Portuguese newspaper Jornal de Notícias suggested the victory was "the greatest moment in the history of Portuguese football", and A Bola announced every Portugal player to be a "hero". France's L'Équipe declared that they were "devastated" and viewed the future of the side with pessimism, suggesting "it's far from certain that they will bounce back quickly". Le Parisien took solace from the fact that Griezmann ended the tournament as top scorer, with the highest total since Michel Platini in Euro 1984. Diario AS in Spain criticised Portugal's approach, suggesting they "certainly didn't play football to go down in the annals of the beautiful game" while Italy's Corriere della Sera reported that "they fully deserved this triumph". Le Monde later reported that the tournament had generated €1.22 billion in revenue to the country in contrast to the cost of hosting it, estimated at less than €200 million. The same publication listed the 2016 final as 10th in its top 30 Euro matches.

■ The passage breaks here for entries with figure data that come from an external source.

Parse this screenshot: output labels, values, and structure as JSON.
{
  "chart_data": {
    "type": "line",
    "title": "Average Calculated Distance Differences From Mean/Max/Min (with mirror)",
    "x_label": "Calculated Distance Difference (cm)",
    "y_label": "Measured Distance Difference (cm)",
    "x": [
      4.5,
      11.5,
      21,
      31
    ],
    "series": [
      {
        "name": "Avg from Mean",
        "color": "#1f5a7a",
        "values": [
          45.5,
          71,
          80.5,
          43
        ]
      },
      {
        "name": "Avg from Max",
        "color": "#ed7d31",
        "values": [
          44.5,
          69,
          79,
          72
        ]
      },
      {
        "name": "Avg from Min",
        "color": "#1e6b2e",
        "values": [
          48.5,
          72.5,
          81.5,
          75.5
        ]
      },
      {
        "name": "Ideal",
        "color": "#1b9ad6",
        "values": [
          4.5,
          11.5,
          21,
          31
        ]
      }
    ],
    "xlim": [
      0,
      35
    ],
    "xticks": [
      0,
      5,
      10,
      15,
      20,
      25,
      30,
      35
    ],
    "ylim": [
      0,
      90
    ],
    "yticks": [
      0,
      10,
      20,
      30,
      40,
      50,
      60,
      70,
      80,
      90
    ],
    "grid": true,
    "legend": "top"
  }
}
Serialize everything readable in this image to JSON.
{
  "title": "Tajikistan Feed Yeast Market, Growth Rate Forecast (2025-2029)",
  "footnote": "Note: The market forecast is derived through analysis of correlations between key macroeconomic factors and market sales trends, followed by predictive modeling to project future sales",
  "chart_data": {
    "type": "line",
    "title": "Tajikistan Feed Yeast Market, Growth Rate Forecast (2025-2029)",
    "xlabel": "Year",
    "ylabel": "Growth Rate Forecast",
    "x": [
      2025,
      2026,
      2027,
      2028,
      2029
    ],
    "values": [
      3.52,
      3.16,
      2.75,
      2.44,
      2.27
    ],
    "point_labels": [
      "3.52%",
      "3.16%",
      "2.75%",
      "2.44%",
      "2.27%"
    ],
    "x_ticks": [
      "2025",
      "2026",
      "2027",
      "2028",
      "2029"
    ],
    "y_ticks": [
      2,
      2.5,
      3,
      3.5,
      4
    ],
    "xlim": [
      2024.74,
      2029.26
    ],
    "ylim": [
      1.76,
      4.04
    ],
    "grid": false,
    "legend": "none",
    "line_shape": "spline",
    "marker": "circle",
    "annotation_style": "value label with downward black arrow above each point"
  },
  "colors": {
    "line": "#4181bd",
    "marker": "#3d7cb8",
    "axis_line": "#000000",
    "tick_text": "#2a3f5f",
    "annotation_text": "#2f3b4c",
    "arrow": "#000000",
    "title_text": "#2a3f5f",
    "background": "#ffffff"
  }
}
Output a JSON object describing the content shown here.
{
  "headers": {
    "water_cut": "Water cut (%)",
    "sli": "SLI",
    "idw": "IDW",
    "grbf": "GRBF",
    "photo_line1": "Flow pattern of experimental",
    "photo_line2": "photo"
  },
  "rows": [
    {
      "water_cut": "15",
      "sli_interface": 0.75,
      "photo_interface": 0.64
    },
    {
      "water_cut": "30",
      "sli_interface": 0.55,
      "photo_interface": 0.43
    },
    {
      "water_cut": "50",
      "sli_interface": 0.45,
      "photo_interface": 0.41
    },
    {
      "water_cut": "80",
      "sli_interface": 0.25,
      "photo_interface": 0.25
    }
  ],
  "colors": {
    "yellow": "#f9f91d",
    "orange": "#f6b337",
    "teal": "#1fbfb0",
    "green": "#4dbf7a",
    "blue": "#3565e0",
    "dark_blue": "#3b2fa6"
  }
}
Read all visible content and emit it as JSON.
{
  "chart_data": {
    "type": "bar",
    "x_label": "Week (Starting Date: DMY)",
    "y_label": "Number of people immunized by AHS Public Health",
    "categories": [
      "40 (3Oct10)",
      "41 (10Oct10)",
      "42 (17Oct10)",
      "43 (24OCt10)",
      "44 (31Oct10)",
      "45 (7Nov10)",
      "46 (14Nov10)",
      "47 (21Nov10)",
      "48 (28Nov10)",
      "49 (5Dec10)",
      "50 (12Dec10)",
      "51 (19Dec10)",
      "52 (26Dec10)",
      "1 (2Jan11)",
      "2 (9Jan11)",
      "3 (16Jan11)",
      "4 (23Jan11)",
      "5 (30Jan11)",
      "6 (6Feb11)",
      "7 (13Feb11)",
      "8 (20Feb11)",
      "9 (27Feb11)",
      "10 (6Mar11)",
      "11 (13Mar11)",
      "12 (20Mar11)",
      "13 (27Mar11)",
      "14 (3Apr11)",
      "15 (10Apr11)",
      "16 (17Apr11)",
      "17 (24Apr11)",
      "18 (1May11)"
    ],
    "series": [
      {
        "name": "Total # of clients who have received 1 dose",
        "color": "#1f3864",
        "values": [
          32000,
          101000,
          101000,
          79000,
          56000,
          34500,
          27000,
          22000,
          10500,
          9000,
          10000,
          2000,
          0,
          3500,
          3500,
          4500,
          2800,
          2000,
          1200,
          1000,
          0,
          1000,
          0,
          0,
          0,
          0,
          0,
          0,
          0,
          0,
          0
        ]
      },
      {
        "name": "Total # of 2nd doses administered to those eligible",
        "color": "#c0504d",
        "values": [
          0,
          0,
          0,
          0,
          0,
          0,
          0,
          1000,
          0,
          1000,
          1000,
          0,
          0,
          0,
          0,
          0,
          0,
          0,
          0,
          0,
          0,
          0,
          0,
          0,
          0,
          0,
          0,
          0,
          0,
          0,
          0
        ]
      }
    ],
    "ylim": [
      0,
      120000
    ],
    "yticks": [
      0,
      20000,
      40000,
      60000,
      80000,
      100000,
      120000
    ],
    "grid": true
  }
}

In the next international tournament, the 2018 FIFA World Cup, Portugal were eliminated in the first knockout round by Uruguay, after finishing the group stage in second place behind Spain. France, led once again by Deschamps, won the tournament, beating Croatia 4–2 in the final. Portugal failed to defend their European Championship title at UEFA Euro 2020, losing to Belgium in the round of 16, and France were also eliminated at that stage, suffering defeat to Switzerland in a penalty shoot-out.